The videos of people unlocking the phones are pretty easy to find online this week, as the phone makes its way into more people’s hands. I honestly had a bit of trouble recreating the two-phone trick using an image of myself, but I’ve reached out to Samsung and the company acknowledges that Face Unlock is, indeed, not the ideal way to keep your stuff secure.
In fact, the company likens the feature to a simple swipe to unlock in a statement given to TechCrunch, “Facial recognition is a convenient action to open your phone – similar to the ‘swipe to unlock’ action,” the company says. “We offer the highest level of biometric authentication – fingerprint and iris – to lock your phone and authenticate access to Samsung Pay or Secure Folder.”
Samsung’s been fairly transparent on the matter. A visit to the Security tab on the Galaxy S8 page, for example, notes by way of an asterisk that “Face recognition is less secure than pattern, PIN, or password.” It’s also worth noting that there’s a “Faster recognition” setting hidden behind a few menus (including the ominous message “Your face has been registered”). Turning it off “increase[s] security and make[s] it harder to unlock using an image or video.”
Though this appears to be on by default. In essence, Face Unlock is just an interesting alternative to leaving your phone in Swipe to Unlock mode, and another feature the company can add to its ever-growing list. But it doesn’t keep your phone particularly secure.

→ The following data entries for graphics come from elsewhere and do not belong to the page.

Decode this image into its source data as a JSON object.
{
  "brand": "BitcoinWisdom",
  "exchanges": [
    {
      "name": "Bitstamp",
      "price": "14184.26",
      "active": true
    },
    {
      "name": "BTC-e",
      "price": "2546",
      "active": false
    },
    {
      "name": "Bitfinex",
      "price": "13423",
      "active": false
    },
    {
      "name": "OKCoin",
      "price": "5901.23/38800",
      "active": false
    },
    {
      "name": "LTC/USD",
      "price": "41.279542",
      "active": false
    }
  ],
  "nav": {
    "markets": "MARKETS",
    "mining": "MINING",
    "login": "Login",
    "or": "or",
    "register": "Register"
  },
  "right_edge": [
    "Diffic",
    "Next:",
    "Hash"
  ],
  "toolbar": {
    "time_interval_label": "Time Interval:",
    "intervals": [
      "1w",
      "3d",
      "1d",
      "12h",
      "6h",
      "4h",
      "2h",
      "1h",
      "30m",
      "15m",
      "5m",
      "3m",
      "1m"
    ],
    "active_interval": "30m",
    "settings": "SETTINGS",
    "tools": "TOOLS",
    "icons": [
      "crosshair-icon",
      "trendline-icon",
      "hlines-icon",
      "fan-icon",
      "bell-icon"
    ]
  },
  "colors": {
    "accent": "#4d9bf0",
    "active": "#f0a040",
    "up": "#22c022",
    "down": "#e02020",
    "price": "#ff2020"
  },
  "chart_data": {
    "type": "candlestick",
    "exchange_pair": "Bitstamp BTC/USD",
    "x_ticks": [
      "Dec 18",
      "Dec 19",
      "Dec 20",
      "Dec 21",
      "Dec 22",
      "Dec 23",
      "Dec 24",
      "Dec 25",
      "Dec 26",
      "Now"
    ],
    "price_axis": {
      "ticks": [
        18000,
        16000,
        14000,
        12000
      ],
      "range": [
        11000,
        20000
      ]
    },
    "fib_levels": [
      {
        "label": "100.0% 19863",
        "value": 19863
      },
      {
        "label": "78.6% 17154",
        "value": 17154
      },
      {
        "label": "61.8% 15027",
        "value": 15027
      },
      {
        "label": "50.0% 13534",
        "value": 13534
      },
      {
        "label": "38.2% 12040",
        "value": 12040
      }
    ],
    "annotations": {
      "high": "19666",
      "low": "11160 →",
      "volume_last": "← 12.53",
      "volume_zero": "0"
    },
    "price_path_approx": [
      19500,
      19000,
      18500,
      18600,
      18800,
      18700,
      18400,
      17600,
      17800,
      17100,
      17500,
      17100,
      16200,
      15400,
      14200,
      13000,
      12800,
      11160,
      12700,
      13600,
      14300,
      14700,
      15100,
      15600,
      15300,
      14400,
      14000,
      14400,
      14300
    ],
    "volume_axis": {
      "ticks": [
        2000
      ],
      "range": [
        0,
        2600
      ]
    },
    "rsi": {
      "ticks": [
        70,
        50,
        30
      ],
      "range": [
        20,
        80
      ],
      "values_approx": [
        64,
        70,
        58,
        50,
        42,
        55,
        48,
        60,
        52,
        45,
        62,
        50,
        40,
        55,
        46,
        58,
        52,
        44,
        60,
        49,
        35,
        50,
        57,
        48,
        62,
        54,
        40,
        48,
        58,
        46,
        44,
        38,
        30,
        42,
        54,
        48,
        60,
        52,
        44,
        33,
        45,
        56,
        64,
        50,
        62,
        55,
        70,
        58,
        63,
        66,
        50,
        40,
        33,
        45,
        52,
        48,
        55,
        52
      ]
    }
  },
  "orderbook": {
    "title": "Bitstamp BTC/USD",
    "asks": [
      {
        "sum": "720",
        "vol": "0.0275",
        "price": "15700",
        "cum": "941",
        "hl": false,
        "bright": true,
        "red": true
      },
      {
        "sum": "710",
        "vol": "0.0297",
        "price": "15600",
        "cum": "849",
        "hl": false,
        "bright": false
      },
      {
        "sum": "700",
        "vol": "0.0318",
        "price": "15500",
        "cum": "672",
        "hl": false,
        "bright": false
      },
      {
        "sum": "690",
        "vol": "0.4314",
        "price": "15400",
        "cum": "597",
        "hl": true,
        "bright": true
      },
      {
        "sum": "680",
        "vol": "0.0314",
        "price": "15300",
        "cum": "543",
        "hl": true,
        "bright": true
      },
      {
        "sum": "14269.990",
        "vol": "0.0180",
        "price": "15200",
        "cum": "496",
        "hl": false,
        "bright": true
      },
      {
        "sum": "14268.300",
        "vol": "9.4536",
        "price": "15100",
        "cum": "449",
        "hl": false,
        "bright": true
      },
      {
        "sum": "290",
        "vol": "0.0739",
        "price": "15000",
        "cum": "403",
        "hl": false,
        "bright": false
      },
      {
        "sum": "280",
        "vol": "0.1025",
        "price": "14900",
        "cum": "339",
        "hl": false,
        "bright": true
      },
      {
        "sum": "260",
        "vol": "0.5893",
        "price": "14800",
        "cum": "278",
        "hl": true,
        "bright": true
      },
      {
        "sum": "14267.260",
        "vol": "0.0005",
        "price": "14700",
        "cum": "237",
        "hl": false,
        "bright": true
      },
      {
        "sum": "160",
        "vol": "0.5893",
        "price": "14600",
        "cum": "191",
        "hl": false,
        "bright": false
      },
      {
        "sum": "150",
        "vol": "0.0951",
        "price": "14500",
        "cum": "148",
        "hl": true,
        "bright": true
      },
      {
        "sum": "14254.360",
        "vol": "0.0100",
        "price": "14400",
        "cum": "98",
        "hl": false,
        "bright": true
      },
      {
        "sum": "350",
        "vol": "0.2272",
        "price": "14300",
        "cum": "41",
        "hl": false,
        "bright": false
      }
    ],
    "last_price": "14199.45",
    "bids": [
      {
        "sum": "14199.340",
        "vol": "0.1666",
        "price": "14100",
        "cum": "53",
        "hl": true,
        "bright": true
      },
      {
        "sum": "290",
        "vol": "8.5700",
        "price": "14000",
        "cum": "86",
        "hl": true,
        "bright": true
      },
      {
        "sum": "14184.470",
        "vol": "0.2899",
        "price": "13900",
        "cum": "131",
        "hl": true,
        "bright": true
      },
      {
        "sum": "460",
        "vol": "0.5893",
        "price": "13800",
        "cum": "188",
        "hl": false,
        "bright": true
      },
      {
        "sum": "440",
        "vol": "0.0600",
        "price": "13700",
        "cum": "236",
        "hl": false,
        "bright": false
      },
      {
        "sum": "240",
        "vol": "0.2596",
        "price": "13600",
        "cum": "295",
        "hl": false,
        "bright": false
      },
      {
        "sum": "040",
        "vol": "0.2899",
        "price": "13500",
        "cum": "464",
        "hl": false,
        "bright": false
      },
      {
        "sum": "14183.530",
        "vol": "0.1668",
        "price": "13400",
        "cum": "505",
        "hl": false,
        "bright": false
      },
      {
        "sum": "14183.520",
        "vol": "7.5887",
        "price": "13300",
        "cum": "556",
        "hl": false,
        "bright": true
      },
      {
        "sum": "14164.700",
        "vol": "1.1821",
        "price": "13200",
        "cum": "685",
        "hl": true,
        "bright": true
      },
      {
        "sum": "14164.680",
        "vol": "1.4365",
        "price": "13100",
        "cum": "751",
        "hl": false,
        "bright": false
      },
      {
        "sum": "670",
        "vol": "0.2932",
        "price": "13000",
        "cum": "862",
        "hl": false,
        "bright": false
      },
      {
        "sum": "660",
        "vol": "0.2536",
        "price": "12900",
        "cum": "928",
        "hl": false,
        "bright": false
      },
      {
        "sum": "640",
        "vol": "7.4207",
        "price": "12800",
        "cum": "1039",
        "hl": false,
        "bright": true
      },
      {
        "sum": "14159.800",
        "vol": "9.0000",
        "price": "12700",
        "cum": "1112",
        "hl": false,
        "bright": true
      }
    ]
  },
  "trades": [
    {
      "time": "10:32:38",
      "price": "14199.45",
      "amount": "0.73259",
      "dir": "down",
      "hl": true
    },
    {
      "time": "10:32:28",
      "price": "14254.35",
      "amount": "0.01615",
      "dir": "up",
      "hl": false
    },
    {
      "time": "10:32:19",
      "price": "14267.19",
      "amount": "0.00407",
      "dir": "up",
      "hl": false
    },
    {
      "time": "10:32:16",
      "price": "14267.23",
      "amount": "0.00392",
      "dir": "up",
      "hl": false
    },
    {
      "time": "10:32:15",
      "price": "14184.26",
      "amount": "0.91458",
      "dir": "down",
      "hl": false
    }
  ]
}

The company probably could have (and still can) do more to be upfront on the relative security of the feature — or perhaps ditch it altogether, now that the more secure Iris Scanning is onboard these devices. Look for this issue to flare up again in the coming week — Apple, after all, is rumored to be introducing its own similar feature for the iPhone 8, and people will without a doubt start trying to fool it pretty much immediately. Even more devices will be adding it, as well, as Qualcomm works to standardize its own version across Android handsets.

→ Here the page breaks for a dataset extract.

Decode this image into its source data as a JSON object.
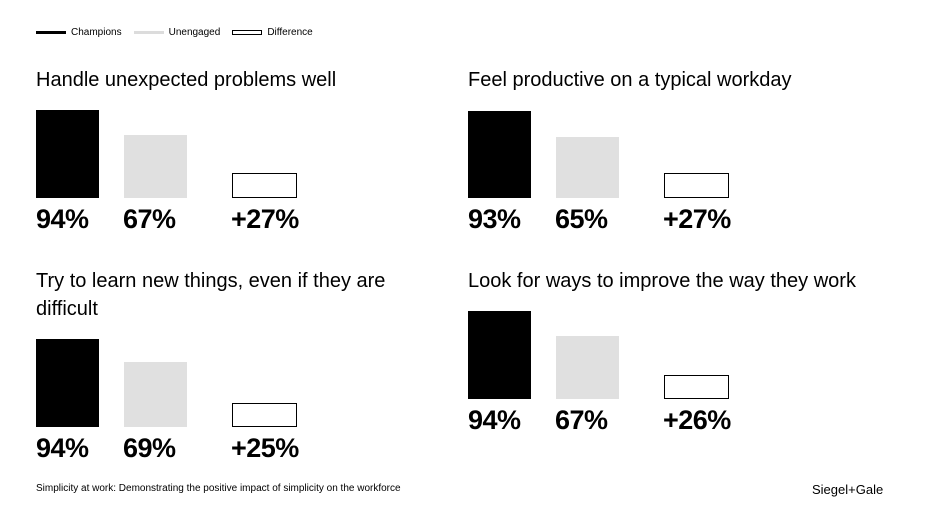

Security levels will most likely differ from implementation to implementation. Aspects like depth sensing can add a fuller image of the data collected by the face scanner and thus make it more difficult to spoof with a two-dimensional print out or by holding up a picture of a person on an adjacent phone. Whatever the cause, companies need to be fully transparent about the efficacy of their given technology, and users need to keep a close eye on the fine print during the setup process.